X-Men #32: Brian Wood’s writing this now.  Guess I finally have a reason to start reading it.

Powers FBI #1 & Takio #2: So let me get this straight:  After the schedule for the most recent launch of Bendis and Oeming’s “Powers” went right the fuck out the window around the time the first arc ended, these guys think they can do TWO ongoing series now.  Much as I love “Powers” and the idea of them doing an all-ages title, I can’t see how they’re going to come out on any kind of regular schedule based on the team’s previous track record.  Hell, I’m skeptical we’ll even get the final two issues of the trade paperback for vol. 14 of “Powers” solicited here before it’s scheduled to arrive in July.  Again, THIS IS WHY I BUY THE OVERWHELMING MAJORITY OF COMICS I READ IN COLLECTED EDITIONS.  I’d love to see these guys prove me wrong and show that they can deliver these on a monthly basis, but... it’s not going to happen.

Casanova:  Avarita: Speaking of series where their final issue may not arrive before the trade paperback is scheduled to...  At least this one didn’t reach “Halo:  Uprising” levels of delays.  I’m actually really looking forward to it too, based on the previous two volumes (both of which I want to re-read before this arrives).

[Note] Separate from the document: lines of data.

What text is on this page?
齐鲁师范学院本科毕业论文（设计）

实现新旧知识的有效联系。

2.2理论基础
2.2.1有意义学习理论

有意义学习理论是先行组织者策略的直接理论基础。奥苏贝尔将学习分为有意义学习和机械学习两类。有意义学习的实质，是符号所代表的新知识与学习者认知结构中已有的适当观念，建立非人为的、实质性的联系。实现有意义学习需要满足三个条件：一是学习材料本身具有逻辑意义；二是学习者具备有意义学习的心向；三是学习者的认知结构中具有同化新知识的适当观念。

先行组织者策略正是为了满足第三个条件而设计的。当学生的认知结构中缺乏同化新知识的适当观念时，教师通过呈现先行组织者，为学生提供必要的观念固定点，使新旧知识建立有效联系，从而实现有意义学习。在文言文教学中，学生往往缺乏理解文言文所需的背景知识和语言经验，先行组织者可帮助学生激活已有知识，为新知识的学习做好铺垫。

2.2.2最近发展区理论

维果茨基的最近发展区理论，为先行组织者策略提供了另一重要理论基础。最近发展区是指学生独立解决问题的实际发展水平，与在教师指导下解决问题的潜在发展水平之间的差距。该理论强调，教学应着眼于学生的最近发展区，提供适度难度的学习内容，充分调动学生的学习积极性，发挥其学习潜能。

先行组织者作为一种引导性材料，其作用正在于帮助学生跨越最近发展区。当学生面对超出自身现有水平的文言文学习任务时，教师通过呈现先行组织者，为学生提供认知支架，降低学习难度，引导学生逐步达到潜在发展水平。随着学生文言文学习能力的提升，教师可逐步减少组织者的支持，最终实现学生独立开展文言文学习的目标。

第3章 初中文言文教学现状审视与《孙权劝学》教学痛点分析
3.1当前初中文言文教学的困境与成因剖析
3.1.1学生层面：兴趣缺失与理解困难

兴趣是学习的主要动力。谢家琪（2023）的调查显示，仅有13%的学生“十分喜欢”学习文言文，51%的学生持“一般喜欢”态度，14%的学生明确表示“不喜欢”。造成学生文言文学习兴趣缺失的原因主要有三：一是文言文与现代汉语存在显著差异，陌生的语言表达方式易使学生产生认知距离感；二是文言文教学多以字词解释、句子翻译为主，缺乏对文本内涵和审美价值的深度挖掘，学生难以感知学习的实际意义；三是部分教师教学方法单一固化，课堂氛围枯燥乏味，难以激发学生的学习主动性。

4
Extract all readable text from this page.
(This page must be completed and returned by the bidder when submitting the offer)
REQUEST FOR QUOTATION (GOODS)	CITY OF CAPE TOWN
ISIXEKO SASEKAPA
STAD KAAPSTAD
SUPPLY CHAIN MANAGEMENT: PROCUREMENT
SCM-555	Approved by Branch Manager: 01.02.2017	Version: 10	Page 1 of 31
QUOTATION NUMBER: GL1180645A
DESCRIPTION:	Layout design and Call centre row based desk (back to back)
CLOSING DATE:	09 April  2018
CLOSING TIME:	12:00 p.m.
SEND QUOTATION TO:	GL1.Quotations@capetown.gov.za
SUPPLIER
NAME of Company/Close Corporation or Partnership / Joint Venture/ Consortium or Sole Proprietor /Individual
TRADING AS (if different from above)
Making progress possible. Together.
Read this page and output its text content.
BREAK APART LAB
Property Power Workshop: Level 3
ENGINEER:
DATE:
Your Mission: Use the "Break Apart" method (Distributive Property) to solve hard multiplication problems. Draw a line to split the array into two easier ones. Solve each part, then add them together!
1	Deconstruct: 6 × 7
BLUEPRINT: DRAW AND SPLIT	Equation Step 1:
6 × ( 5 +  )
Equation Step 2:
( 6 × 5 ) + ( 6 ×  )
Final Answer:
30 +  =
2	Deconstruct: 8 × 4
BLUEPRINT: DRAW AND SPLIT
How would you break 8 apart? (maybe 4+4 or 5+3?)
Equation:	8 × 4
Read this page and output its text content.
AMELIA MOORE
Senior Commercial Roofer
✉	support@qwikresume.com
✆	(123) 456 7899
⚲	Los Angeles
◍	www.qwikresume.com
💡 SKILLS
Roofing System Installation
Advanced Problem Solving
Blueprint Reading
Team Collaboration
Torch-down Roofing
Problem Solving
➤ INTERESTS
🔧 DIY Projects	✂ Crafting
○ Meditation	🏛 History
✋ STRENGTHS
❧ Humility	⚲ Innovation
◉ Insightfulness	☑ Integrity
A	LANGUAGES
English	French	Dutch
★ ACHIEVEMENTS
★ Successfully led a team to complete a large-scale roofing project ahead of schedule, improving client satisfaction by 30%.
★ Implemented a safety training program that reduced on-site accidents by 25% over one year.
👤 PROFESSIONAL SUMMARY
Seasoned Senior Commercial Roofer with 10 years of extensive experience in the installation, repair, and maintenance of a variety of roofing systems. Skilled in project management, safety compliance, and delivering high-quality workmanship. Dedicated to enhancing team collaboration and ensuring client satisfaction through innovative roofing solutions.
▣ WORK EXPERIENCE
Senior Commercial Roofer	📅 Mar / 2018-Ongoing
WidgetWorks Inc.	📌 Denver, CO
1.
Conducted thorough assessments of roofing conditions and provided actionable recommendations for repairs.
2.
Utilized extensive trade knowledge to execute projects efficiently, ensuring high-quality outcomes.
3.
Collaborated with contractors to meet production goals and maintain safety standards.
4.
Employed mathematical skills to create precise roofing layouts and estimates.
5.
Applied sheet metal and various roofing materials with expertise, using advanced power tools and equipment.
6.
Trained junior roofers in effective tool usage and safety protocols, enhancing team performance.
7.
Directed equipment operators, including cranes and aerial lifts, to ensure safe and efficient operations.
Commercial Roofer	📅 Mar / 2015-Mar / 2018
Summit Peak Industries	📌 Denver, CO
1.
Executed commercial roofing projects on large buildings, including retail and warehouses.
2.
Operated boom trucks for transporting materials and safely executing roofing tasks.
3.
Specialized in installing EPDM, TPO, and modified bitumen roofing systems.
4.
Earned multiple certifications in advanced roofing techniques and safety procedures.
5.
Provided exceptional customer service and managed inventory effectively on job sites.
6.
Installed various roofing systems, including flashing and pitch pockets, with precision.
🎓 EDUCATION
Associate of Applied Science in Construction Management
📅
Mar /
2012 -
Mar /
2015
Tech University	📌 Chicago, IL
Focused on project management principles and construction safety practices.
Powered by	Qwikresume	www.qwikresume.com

Man-Thing Omnibus HC: From the solicitation text:  “Trim size:  Oversized.”  So it’s an oversized Man-Thing now? *rimshot*

Captain America by Ed Brubaker vol. 1: Apparently this title marks a return towards more superhero-centric action with the writer’s noir/espionage impulses being channelled towards the “Winter Soldier” series.  The premise for this volume, which has yet another mysterious figure from Cap’s past out to get him, doesn’t fill me with hope, but if it at least allows him to be heroic and beat up the bad guy in a decisive manner then I’ll be satisfied.

Daredevil by Mark Waid vol. 1: I’ve been anticipating this ever since the rave reviews started pouring out from the critics after each successive issue.  With the character written into a corner of self-destructive loathing and miserabalism (mostly driven there by Brubaker), Waid has apparently lightened the tone successfully while not ignoring anything that has come before.  The art from Marcos Martin and Paolo Rivera is supposed to be phenomenal as well.  Probably the thing I’m most looking forward to reading in these solicitations.

Ultimate Comics Spider-Man by Brian Michael Bendis vol. 1: Is Bendis’ name actually going to be part of the title in order to differentiate itself from the previous “Ultimate Comics Spider-Man” series, which is likely still in print?  I kid (mostly), but despite my pessimism about the upcoming crossover I’m still looking forward to reading about the adventures of Miles Morales.  Though he may have been born through out-of-the-box thinking about how to rejuvenate a title’s flagging sales, Bendis has gone on record as stating that he had a vested interest in creating a character his daughters could read and identify with.  So I’m down with that, and the fact that he writes “Spider-Man” better than any other writer I’ve read.  But how will MM be a substantially different character than PP other than in skin tone?  Stay tuned to find out true believers!

The Punisher by Greg Rucka vol. 1: It feels somewhat anticlimactic by closing on this, but oh well.  Rucka pretty much set the standard for novelists looking to start a second career in comics with his work on “Whiteout,” “Queen and Country,” many Bat-titles... hell, pretty much everything he’s written has been eminently readable if not great.  Though he’s not the first writer with a background in crime fiction to tackle the character, his history in the medium suggests that he’ll be the only one (Duane Swierczynski excluded) to write something worthwhile with the character.